No sé cómo Danny Boyle después de hacer algo así, hizo el bodrio de La playa. Que mira que era difícil, después de leer el libro pensé que era el libro más difícil de adaptar en una película que había leído nunca...y ahí está, la adaptación perfecta. ¿Que el libro siempre es mejor que la película? Bueno, me gustaría ver cuántos que dicen eso se han leído, por ejemplo, el libro en que está basado Forrest Gump. En este caso -coincido también en el de La naranja mecánica, por citar otro ejemplo-, la película me parece mejor.

Elige comedias románticas absurdas. Elige super producciones que son una copia una de otra. Elige directores creyéndose dioses solo por controlar la cámara aunque no te cuenten nada. Elige el ego de James Cameron. O el de Gus Van Sant. Elige cine clásico porque así quedas de culto y de entendido y molas que te cagas. Elige Casablanca o Ciudadano Kane porque son los grandes clásicos aunque disfrutes más con películas que siempre dirás que son una basura. Elige vampiros que brillan. Elige una gran historia destrozada por un remake o la versión americana, como ver a un gilipollas haciéndose llamar Goku en Dragon Ball Evolution o la intención de Spielberg de hacer un remake de Oldboy.
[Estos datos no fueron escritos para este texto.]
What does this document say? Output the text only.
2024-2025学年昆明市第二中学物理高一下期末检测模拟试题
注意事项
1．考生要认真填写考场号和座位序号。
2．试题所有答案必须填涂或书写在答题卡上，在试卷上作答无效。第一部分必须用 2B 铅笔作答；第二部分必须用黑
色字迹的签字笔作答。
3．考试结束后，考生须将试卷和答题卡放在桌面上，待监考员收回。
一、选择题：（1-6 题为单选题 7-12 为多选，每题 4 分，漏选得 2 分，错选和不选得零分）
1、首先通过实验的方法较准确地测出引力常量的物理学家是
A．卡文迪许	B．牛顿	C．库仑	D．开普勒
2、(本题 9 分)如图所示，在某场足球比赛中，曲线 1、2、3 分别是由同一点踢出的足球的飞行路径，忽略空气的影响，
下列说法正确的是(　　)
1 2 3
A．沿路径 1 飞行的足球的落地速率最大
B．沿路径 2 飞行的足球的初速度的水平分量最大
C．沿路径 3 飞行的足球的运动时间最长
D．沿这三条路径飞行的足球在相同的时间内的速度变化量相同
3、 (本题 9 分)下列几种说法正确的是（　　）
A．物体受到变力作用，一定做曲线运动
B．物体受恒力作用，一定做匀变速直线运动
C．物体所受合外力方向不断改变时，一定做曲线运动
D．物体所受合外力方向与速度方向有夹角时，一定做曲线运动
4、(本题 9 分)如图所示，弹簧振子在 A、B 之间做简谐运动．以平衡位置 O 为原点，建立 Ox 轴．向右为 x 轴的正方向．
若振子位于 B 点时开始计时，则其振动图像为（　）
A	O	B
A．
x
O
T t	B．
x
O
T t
Elige ver las segundas partes de Disney que nunca debieron existir -especialmente la de Pocahontas-. Elige ver solo cine americano o alguna de cine español y ve de que puedes mantener una conversación de cine con alguien que ha visto 500 películas más que tú solo porque de vez en cuando pagues por unas palomitas y una butaca. Elige pagar 6 euros en el cine por la película que tenga el cartel más grande.


¿Pero por qué iba a querer yo ver algo así? Yo elegí no e
legir 6 euros para ser gastados en esas basuras. Yo elegí otra cosa. ¿Y las razones? No hay razones. ¿Quién necesita razones cuando tienes Trainspotting?